Applying for Worker’s Compensation in Maryland

A worker’s compensation claim in Maryland must meet the statutory definition in order for it to be approved by the Commission. The injury must be accidental and must arise out of and occur within the scope of the injured worker’s employment. If the injury falls outside of that definition, or if the person is an independent contractor and not an employee, the claim could be denied by the Commission. A lawyer would then have to file issues with the Commission, and a hearing would be set in.

Upon hiring a worker’s compensation lawyer, an attorney will be involved at all stages of the process. If the claim is denied, then an attorney can file issues with the Commission to get it resolved. However, the very first step to obtaining compensation is to submit a claim form.

Information Available

The information the application requires includes the individual’s name, address, employer information, the address of the employer, where the incident occurred, and how it occurred. The next step is, if the individual is claiming an occupational disease like asbestos or certain kinds of medical conditions, they will be asked about the circumstances of how the condition came about, the body parts that were injured, who their doctor is, and their contact information.

Steps Involved

Once the claim form is filed, there is a thirty-day window for the regulatory review to accept or deny the claim. An average weekly wage is established by the wages earned 13 weeks prior to the week of the incident. Benefits are paid by the employer/insurer for those weeks the individual is medically deemed unable to work, known as Temporary Total Disability (TTD) payment, which amounts to 2/3 of their average weekly wage.

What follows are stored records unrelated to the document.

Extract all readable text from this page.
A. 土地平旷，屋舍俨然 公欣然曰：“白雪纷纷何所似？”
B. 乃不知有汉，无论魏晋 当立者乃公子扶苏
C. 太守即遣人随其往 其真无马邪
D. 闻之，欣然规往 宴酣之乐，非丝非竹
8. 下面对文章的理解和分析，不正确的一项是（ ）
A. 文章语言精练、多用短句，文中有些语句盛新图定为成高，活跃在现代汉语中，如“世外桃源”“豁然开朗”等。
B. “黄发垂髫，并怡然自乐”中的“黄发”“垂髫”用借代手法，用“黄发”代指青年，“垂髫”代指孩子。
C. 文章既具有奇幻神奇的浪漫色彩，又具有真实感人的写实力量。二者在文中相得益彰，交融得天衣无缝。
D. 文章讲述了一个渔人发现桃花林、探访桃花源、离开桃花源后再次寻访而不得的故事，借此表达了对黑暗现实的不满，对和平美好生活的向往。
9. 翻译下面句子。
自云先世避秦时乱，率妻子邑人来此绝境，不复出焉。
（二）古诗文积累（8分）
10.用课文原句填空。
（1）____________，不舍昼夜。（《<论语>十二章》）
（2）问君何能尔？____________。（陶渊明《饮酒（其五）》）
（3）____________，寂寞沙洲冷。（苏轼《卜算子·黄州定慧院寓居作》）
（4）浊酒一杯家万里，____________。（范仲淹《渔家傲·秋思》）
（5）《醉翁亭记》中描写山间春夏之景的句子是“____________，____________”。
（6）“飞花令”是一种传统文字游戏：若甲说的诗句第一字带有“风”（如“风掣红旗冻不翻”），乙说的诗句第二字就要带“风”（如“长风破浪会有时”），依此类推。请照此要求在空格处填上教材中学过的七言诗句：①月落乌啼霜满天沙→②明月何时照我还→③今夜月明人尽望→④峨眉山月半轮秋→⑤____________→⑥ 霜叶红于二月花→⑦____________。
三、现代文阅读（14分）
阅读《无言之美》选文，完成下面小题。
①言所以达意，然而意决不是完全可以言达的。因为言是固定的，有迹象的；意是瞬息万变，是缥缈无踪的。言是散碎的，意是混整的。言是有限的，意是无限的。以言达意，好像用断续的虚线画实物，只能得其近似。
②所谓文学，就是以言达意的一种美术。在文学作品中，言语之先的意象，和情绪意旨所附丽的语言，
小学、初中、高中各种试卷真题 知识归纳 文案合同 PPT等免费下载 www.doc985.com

If the claim is denied, or if there is a dispute as to the amount of the average weekly wage, they can then file issues with the Commission.  If the applicant has any other kind of dispute that arises, such as a discontinuation of Temporary Total Disability Benefits (TTB), for example, then that is when they or their lawyer will file issues with the Commission and go in for a hearing. The Commissioner will essentially hear evidence and accept documentary evidence, and make a decision on whatever issues are in dispute.

The biggest reason why issues are filed is as to nature, extent, or permanency. When those issues are filed, a nature, extent, or PPD – permanent partial disability – hearing is set in by the Commission and all parties must attend.  The Commissioner will make a decision about permanency at that hearing.

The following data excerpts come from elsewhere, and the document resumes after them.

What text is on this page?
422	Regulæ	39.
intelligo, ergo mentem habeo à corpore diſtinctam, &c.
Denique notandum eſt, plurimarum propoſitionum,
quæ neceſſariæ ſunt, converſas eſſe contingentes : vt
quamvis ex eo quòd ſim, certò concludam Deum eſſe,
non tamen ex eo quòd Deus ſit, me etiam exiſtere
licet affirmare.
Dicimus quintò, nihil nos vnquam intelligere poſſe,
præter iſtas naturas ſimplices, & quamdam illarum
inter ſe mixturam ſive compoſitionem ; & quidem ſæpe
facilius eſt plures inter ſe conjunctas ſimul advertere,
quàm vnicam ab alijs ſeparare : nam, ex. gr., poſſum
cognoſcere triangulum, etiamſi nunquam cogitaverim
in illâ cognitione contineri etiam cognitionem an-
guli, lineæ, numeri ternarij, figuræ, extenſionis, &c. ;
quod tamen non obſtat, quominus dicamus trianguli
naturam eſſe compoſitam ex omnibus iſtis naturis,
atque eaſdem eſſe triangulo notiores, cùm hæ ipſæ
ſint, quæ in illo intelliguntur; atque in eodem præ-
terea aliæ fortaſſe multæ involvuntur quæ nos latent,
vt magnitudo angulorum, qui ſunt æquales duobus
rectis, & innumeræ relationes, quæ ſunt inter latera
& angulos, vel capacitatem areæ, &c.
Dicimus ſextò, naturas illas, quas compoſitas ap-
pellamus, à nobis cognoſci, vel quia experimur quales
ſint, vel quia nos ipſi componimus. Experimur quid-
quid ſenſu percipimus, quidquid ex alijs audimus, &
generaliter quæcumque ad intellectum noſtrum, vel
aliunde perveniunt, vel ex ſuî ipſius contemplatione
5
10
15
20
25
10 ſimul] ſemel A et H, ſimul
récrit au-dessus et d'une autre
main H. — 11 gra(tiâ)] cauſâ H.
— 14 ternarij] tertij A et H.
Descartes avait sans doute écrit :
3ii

If the Application is Denied

If the claim is denied, your lawyer will file issues, so a hearing will be scheduled. Issues are filed concerning the amount of temporary total disability TTD benefits paid, discontinuing benefits, or permanency. Whoever loses can appeal the Commissioner’s decision to the circuit court.

The Maryland Worker’s Compensation Commission is an administrative agency not affiliated with the courts, but if the Commissioner decides something that you do not agree with, then you can appeal to the circuit court level. There is a presumption that the decision of the Commissioner is correct.

If the Application is Approved

The first thing that someone should do after their worker’s compensation claim is approved is to make sure they attend all medical appointments and physical therapy sessions and follow the advice of the healthcare provider(s) who is/are treating them.

They should follow all of the instructions they are given and be active participants in their treatment. They should be sure not to skip appointments or show up late. Also, at the initial appointment with the healthcare provider, the injured person should inform the healthcare provider that the injury was sustained on the job

If the injured worker fails to do these things, the attorney for the employer/insurer will bring it up at any hearing before the worker’s comp commission. If the injured worker does not follow through with the treatment protocol or if there are large gaps in treatment, the attorney for the employer insurer will raise those issues on cross-examination at any nature/extent (permanency) hearing before the Commission.

Role of the Attorney

A lawyer can file the claim form on the client’s behalf, they can review the form, make sure that everything is completed accurately, that it is filled out completely, and provides how the incident happened and what the worker’s injuries were, as well as that it complies with the Maryland statute and provides all the elements necessary to establish a claim.

If and when disputes arise throughout the course of the case, a lawyer can file issues with the Commission, get a hearing, represent the injured at the hearing, and get the issue resolved. Also, if the case gets to a point where the injured worker has reached a level of maximum medical improvement (i.e. things are as good as they are going to get, even if they’ve not recovered 100%, and they are not going to require any future surgery or treatment), a lawyer can help the injured worker to reach what is called, in Maryland, a stipulation or a full and final settlement.